UWI Public Health Experts Decry Lack of Caribbean Representation on Global Commission

KINGSTON, Jamaica – Public health experts from the University of the West Indies (UWI) have expressed concern over the lack of Caribbean representation on the O’Neill-Lancet Commission on Racism, Structural Discrimination and Global Health.

auguwiSTThe Commission is tasked with identifying and promoting the implementation of anti-racist actions and strategies by states, civil society actors, and global health institutions, to reduce structural discrimination.

“It is rather disappointing and somewhat sad The Lancet can have a Commission on racism, structural discrimination, and global health and not have a single commissioner from the Caribbean,” said the experts in an article published by The Lancet, one of the world’s leading general medical journals.

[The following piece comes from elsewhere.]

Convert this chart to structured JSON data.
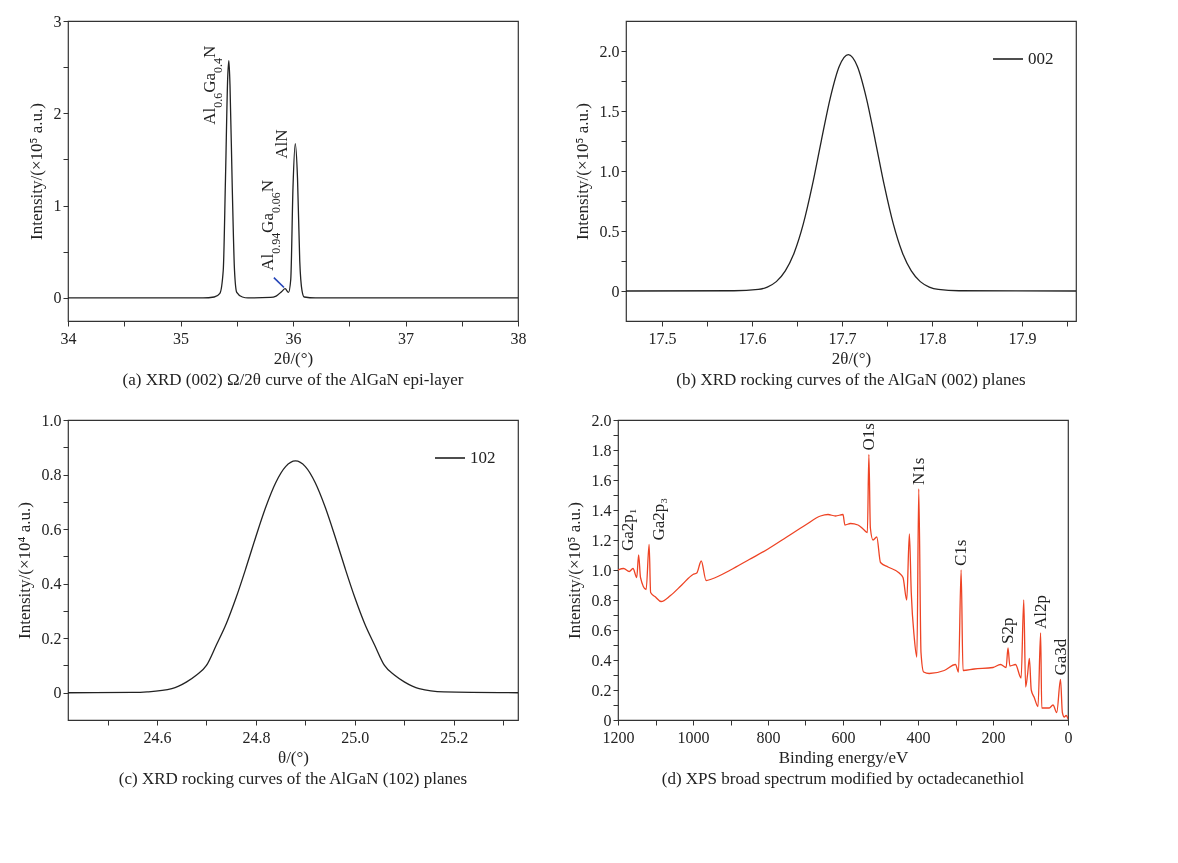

The experts, Professor Terence Seemungal, Dean of the Faculty of Medical Sciences at the St. Augistine campus of the UWI, Dr Sandeep Maharaj, Associate Dean and Lecturer at the Faculty of Medical Sciences and Dr Darleen Y. Franco, Public Health and Primary Care Physician with the Northwest Regional Health Authority (NWRHA) in Trinidad and Tobago noted that “the entire (Caribbean) region was born out of colonization by people who felt entitled to take land that belonged to the indigenous people and almost wiped them off the face of the planet, either violently, or via one of the first massive global health transfers of disease (especially smallpox).”

Noting that the inequities are still very present, the public health experts argue “even though a century has passed since the abolition of slavery and the end of indentureship, inequities in the region still exist today”.

“They referenced evidence in ‘the COVID-19 vaccine scandal’ which saw the Caribbean in a long queue to purchase vaccines.

“Caribbean people have made tremendous contributions globally to all aspects of development and the Caribbean must be allowed to articulate its views, particularly in areas of racism and structural discrimination,” they wrote.

Officially convened in March 2023, the Commission was founded on the recognition that racism, not race, creates and maintains unjust and avoidable health inequities in countries around the world.

It will leverage partnerships and engage communities for research to diagnose the problem of racism in health, publish public reports of the findings and foster policy dialogue. The Commission hopes to use its empirical research to identify best practices and actionable anti-racist strategies.

The 22 -member, cross-sector team will conduct its work under the leadership of co-chairs Tialeng Mofookeng, United Nations Special Rapporteur on the Right to Health and Ngozi Erondu, Senior Scholar, O’Neill Institute & Technical Director, Global Institute for Disease Elimination (GLIDE).

Commissioners represent the African continent, Europe, North and South American, South and Western Asia, Australia and The Pacific Islands, and have worked and conducted research globally.